Secara historis, desain clamshell ini telah dikenal masyarakat sebagai salah satu form factor dalam perangkat elektronik portabel, terutama ponsel, dengan dua bagian perangkat terhubung melalui engsel sehingga dapat dilipat seperti cangkang kerang demi portabilitas dan perlindungan layar.
Dalam konteks industri ponsel saat ini, desain clamshell dengan layar fleksibel memungkinkan ponsel mencapai ukuran kompak ketika dilipat dan mengembang ke ukuran layar lebih luas saat dibuka, sehingga memberi keseimbangan antara ukuran layar dan portabilitas.
Hal ini telah menjadi format populer pada seri seperti Samsung Galaxy Z Flip dan Motorola Razr. Menurut laporan yang beredar, Apple tidak hanya melihat foldable iPhone dalam satu format tetapi juga sedang mengevaluasi model potensial dengan desain clamshell selain model lipat dengan mekanisme book-style lebih besar.
Pendekatan ini mencerminkan strategi untuk memperluas portofolio perangkat lipat di masa depan, menyediakan opsi yang beragam bagi pengguna seperti yang sudah tersedia pada jajaran iPhone konvensional, misalnya ukuran reguler dan Pro.
Namun, perlu ditegaskan bahwa pengembangan iPhone clamshell saat ini masih berada di tahap awal pertimbangan internal Apple, terutama dalam ranah penelitian dan eksplorasi desain, dan belum tersedia konfirmasi resmi mengenai jadwal produksi maupun peluncuran komersial.

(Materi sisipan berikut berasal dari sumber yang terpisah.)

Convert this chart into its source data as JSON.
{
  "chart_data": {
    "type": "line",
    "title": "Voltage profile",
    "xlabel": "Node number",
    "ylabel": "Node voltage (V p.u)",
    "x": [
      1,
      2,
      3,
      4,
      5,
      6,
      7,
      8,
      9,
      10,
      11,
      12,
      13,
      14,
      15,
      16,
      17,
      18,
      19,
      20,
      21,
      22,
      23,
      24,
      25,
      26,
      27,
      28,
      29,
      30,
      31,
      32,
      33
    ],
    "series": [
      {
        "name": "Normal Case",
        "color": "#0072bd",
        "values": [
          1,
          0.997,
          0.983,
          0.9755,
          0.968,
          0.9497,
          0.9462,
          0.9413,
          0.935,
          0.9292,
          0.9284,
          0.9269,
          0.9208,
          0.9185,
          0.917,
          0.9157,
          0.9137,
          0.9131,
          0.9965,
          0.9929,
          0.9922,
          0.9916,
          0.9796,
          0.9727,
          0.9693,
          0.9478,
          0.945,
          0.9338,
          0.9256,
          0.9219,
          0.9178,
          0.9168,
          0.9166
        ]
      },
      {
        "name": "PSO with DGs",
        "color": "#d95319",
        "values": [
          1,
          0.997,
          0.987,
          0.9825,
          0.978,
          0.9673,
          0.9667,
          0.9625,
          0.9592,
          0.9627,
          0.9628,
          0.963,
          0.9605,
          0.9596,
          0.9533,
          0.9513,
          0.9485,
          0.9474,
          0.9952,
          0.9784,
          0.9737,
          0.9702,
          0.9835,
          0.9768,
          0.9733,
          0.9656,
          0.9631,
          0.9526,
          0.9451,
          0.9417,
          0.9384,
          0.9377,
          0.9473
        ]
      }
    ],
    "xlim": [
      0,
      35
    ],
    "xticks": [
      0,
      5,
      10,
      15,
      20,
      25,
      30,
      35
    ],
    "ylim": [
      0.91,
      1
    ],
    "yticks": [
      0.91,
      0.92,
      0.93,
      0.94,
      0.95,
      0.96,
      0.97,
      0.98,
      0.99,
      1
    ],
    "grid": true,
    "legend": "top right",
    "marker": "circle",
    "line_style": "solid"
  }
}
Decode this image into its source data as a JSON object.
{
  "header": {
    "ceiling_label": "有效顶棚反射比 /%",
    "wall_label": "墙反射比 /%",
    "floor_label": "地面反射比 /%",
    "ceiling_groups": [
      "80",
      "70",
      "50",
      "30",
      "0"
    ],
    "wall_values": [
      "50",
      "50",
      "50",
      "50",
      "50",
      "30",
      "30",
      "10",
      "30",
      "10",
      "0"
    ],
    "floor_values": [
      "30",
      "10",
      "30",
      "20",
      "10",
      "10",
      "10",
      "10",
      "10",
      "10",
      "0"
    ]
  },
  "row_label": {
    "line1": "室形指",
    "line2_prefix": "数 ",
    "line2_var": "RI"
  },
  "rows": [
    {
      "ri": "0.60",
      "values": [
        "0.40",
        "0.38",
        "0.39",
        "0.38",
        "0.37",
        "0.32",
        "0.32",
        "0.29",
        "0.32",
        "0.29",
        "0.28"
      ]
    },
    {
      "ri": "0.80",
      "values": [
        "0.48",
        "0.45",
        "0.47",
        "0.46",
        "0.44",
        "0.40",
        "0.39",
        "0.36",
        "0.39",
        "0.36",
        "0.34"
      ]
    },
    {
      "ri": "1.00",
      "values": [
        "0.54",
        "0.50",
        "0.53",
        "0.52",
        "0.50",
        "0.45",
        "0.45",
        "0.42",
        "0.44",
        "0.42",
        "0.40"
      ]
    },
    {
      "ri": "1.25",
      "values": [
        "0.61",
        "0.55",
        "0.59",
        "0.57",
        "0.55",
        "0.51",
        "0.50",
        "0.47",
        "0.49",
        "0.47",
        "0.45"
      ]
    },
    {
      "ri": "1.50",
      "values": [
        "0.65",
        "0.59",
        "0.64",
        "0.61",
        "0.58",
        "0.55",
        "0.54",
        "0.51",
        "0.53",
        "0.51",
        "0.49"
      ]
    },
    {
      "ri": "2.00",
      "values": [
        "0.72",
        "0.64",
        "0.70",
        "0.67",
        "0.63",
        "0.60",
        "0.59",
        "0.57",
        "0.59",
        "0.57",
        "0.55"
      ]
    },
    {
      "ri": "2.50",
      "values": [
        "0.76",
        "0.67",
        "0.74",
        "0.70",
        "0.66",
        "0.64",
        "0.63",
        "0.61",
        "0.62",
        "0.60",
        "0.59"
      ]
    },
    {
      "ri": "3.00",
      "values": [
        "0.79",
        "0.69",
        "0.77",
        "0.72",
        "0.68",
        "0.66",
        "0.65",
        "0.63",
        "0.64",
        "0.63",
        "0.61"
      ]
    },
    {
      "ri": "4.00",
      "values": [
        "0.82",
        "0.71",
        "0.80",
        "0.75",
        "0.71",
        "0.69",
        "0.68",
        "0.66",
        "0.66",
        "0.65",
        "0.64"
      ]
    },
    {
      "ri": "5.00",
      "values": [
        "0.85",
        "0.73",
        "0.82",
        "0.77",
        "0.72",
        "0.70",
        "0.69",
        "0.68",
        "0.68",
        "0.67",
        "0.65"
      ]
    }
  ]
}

Bahkan dalam sejumlah laporan analis, perangkat ini berpotensi baru akan hadir jauh setelah model lipat pertama Apple, diprediksi dirilis setelah tahun 2026. Jika Apple melanjutkan pengembangan iPhone flip dengan desain clamshell, perangkat ini berpotensi menawarkan pengalaman berbeda dibandingkan dengan model lipat buku pertama mereka.
Model lebih kecil dan ringkas ini bisa menarik bagi segmen konsumen yang menginginkan perangkat dengan layar besar tetapi tetap portabel dan nyaman dibawa. Hal ini mencerminkan strategi diversifikasi perangkat yang mengikuti tren konsumen global dan memperluas pilihan produk Apple di luar desain standar tradisional yang telah mendominasi lini iPhone selama bertahun-tahun.
Sebagai perbandingan, desain clamshell telah terbukti populer di pasar foldable Android, terutama di segmen yang menghargai portabilitas tanpa mengurangi fungsi layar sentuh penuh. Jika dikombinasikan dengan ekosistem iOS kuat, model iPhone Flip dapat menjadi alat kompetitif bagi Apple dalam menghadapi rivalnya di pasar perangkat lipat global.
Kendati demikian, masuknya Apple ke segmen clamshell foldable masih menunggu keputusan dan strategi perusahaan secara keseluruhan serta respon pasar terhadap model foldable yang direncanakan lebih dulu.
Hingga saat ini, Apple belum memberikan pernyataan resmi terkait rumor ini, sehingga semua informasi yang beredar masih bersifat spekulatif dan berdasarkan pada sumber industri atau analis teknologi.